Background: Although topical azelaic acid has been previously used for the treatment of alopecia, no controlled trials of azelaic acid for this condition have been conducted to date.
Objective: The goal of this study was to determine the efficacy, tolerability, and safety of azelaic acid treatment in patients with patchy alopecia areata (AA) in comparison with anthralin (dithranol) treatment.

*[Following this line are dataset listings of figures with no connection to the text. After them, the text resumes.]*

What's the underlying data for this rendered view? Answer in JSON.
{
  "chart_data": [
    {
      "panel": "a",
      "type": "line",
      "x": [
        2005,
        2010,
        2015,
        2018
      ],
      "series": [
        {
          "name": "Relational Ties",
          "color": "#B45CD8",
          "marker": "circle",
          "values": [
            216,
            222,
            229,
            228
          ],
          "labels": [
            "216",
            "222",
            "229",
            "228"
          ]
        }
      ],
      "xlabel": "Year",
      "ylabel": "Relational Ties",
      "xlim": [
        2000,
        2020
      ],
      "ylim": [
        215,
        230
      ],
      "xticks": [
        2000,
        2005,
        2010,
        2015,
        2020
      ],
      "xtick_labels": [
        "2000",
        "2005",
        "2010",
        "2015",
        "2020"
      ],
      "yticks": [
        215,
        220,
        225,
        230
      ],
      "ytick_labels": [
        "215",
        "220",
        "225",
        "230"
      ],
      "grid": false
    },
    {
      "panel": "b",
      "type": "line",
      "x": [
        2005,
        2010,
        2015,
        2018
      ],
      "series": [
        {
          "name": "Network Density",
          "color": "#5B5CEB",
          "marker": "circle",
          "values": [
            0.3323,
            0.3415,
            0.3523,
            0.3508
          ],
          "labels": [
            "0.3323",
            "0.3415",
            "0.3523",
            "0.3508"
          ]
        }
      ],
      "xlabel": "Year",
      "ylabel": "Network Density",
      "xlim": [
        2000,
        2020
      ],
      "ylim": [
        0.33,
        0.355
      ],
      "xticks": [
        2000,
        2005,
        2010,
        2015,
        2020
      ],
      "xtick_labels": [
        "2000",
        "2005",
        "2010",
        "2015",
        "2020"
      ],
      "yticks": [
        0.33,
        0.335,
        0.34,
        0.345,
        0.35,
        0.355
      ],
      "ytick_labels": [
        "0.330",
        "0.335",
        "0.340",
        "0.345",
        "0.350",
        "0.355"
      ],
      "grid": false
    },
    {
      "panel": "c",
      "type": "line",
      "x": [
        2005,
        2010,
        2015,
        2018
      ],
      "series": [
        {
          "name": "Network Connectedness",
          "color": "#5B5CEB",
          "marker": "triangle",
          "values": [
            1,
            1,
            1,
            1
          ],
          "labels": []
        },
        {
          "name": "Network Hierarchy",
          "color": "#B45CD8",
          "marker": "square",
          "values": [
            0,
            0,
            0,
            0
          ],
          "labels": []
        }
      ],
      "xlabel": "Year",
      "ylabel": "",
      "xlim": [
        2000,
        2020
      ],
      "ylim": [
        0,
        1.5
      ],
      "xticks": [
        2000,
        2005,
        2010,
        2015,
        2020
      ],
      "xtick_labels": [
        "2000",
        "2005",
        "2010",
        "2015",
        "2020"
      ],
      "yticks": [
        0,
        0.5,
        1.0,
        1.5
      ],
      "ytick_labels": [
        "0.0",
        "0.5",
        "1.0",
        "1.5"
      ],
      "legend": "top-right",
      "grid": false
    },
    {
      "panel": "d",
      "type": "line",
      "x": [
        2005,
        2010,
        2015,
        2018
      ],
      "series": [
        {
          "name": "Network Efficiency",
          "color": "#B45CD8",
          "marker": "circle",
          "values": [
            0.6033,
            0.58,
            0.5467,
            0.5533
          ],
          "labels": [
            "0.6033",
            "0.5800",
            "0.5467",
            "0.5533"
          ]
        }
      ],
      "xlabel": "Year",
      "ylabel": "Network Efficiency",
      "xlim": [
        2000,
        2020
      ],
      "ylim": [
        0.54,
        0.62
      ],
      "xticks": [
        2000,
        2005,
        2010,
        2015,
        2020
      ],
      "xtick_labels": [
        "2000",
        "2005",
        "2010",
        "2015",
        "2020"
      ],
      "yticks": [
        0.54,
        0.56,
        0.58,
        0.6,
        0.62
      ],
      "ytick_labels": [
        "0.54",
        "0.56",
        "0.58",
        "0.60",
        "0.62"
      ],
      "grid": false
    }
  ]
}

Subjects and methods: This study included 31 subjects with patchy AA who did not receive any treatment for at least 1 month prior to the study. Demographic and clinical characteristics of these subjects were recorded at baseline. Subjects were randomized to apply either 20% azelaic acid (15 subjects) or 0.5% anthralin (16 subjects) for 12 consecutive weeks. In a subsequent 8-week follow-up period no cream was applied. Two independent investigators performed an efficacy evaluation with clinical examination using a terminal hair regrowth score (RGS) with a scale ranging from 0 (inadequate response) to 2 (complete response) at week 20. Partial response was accepted as score 1.
Results: Both groups were well matched for the relevant demographic and clinical indicators affecting treatment response at baseline. All subjects completed the trial. At week 20 the RGS was 1.27 +/- 0.9 in the azelaic acid group versus 1.37 +/- 0.8 in the anthralin group (p > 0.05). A complete response was observed in 53.3% of cases in the azelaic acid group (8 of 15) compared with 56.2% (9 of 16) in the anthralin group (p > 0.05). No serious adverse events were observed in either group during the study.
Conclusion: The present pilot study showed that the use of azelaic acid gave similar results to anthralin with regard to hair regrowth, and that it can be an effective topical therapy for patchy AA. More extensive trials are necessary, however, to reach a definitive conclusion.